The National Heritage Board (Muinsuskaitseamet) photographed the houses in the Old Town of Kuressaare, the capital of Saaremaa, to document their current situation and assess any changes. The photographic material obtained will also be used in compiling the protection procedure which has already begun, something which the National Heritage Board will do for all Estonia's old towns.
The photographs are likely to go down in history, as they preserve the condition of the houses in the Old Town of Kuressaare in 2020, ETV news show "Aktuaalne kaamera" reported Tuesday afternoon.
Inventory coordinator Pille Vilgota said that about 300 plots were photographed last year, and about the same number of plots need to be worked on this year as well.
Keidi Saks, Adviser at the Saaremaa Region of the National Heritage Board, said that currently, the focus is on the external inspection of buildings.
"The valuable details are determined and written down; the buildings are being specified.

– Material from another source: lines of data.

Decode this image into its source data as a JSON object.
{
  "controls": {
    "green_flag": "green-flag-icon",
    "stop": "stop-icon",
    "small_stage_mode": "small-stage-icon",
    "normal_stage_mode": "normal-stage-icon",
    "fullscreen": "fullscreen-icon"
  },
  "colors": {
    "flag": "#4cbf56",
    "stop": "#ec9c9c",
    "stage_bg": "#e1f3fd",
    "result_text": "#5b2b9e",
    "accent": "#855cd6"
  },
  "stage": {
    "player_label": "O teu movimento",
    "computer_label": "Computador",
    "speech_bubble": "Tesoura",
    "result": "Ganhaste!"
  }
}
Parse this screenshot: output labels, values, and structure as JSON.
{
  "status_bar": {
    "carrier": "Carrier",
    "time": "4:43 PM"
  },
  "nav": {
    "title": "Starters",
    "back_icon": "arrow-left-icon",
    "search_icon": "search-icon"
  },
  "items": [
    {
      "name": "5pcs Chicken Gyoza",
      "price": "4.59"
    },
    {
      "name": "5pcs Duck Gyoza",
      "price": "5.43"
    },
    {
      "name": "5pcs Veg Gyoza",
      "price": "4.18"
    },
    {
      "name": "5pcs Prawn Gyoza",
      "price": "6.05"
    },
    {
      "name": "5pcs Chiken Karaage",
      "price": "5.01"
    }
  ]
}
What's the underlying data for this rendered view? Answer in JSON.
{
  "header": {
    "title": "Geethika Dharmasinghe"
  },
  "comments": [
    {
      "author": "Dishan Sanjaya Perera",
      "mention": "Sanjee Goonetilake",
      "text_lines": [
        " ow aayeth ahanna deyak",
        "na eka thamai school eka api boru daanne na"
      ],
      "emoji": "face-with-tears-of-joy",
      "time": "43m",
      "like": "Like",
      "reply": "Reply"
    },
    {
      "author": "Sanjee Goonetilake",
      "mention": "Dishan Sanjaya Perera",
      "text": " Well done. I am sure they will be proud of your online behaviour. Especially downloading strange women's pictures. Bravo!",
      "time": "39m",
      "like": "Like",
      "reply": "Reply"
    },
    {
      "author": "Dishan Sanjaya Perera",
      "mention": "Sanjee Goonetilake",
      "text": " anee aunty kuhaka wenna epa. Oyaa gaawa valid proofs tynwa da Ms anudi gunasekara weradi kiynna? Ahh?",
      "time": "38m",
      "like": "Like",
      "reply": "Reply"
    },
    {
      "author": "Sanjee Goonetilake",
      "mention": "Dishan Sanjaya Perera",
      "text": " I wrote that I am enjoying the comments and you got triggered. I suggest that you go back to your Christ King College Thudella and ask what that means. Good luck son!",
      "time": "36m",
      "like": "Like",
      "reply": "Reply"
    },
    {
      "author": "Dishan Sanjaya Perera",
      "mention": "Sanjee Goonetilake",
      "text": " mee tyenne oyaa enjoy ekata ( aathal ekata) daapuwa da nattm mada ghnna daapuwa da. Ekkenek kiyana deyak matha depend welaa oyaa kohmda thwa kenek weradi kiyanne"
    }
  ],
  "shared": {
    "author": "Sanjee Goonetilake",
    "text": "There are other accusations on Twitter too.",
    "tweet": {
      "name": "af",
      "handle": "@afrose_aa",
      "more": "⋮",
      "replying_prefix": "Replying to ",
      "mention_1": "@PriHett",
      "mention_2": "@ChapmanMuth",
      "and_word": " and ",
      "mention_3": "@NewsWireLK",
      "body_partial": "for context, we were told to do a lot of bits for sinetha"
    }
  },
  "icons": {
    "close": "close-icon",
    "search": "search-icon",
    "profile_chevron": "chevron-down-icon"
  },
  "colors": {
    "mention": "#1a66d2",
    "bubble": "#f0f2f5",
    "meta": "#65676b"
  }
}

In addition to that, we try to get into the buildings as much as possible to look at the interiors, what details are still preserved in Kuressaare," Saks explained.
Saks said that the results of the inventory carried out this year and last year constitutes a cross-section of what the city of Kuressaare is like now.
Kätlin Kaganovits and Pille Vilgota, who both inventory houses in Kuressaare, confirm that the Old Town of Kuressaare is well maintained.
"I think it's very nice there is such consistency which can be observed in Kuressaare. That history has managed to preserve historical buildings and avoid any so-called brutal Soviet-era planning method. And this is a big thing in the context of Estonian cities in general," said Kaganovits.